Questa esperienza è stata una prova e un’occasione anche per il progetto di vita che giorno dopo giorno sto costruendo con Edoardo. Il rapporto, quando è chiuso nelle strette dinamiche quotidiane di coppia, si svuota di significato, mentre trova nutrimento nella condivisione e nel donarsi agli altri. In questa dimensione ci si rinnova, e ci si scopre ancora capaci di donarsi anche l’uno all’altro ogni giorno come persone nuove.
Guardando alla mia fede, mi rendo conto che senza le opere rimane una bella filosofia di vita, ma lontana dal corpo mistico di Cristo. Un mio omonimo, Giacomo, nella sue lettere direbbe addirittura che la fede senza le opere è morta (Lettera di Giacomo 2:26). E questa immagine suona ancora più stridente davanti alle migliaia di uomini e donne che stanno morendo in questa guerra, così come in tutte le altre guerre che si combattono nel mondo ogni giorno, di fronte all’indifferenza di molti.

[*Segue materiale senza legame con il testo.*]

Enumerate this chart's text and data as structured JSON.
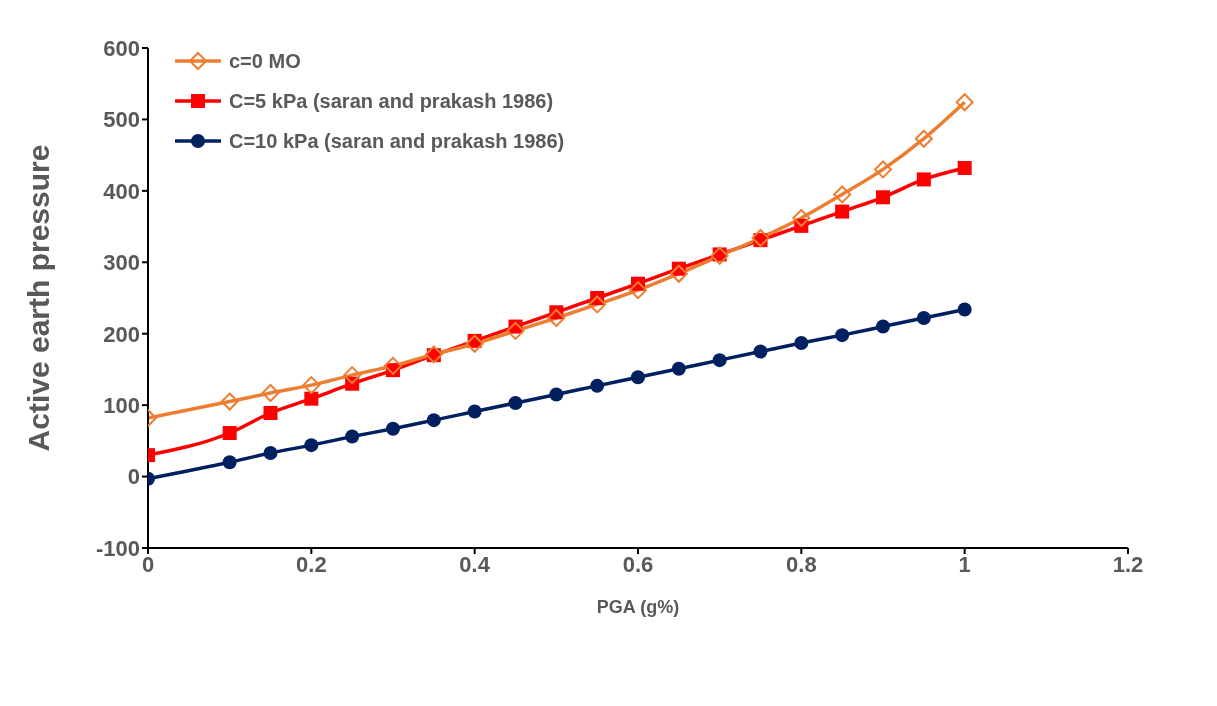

Come scrivo anche nel libro, ho legato indissolubilmente questo viaggio alla pagina dell’Esodo (12:1-11) che narra dell’uscita dall’Egitto del popolo ebraico. Ora questo episodio non è più un racconto del passato, ma ha corpi, sguardi e respiri che io ho visto e sentito. Sono parole che pulsano, sono voci di persone in carne ed ossa. E così è la Parola di Dio: vera e viva, quando usciamo dalle nostre sicurezze e proviamo a incarnarla. A quel punto è difficile tornare indietro, se non assuefacendoci con false giustificazioni e indifferenza. Questo è il rischio e la sfida da affrontare ogni volta che poi ritorno nella mia quotidianità dopo aver vissuto esperienze totalizzanti come la Carovana in Ucraina.
Infine c’è l’incontro, seppur fatto di pochi attimi, sguardi e parole, con la vita violata di uomini, donne e bambini in fuga dalla guerra. Di queste storie mi sento responsabile e testimone, perché la loro memoria non vada perduta. Questa è anche la ragione principale per la quale ho scritto il libro, e non posso che affidarle anche a voi, affinché possiate essere, se lo vorrete, a vostra volta loro eco, con le parole e con la vita.
Incontro, memoria, empatia – vorrei dire agape: i tre momenti che dovrebbero caratterizzare ogni rapporto umano. E non solo in situazioni estreme come quelle sfiorate da Giacomo e da suo marito.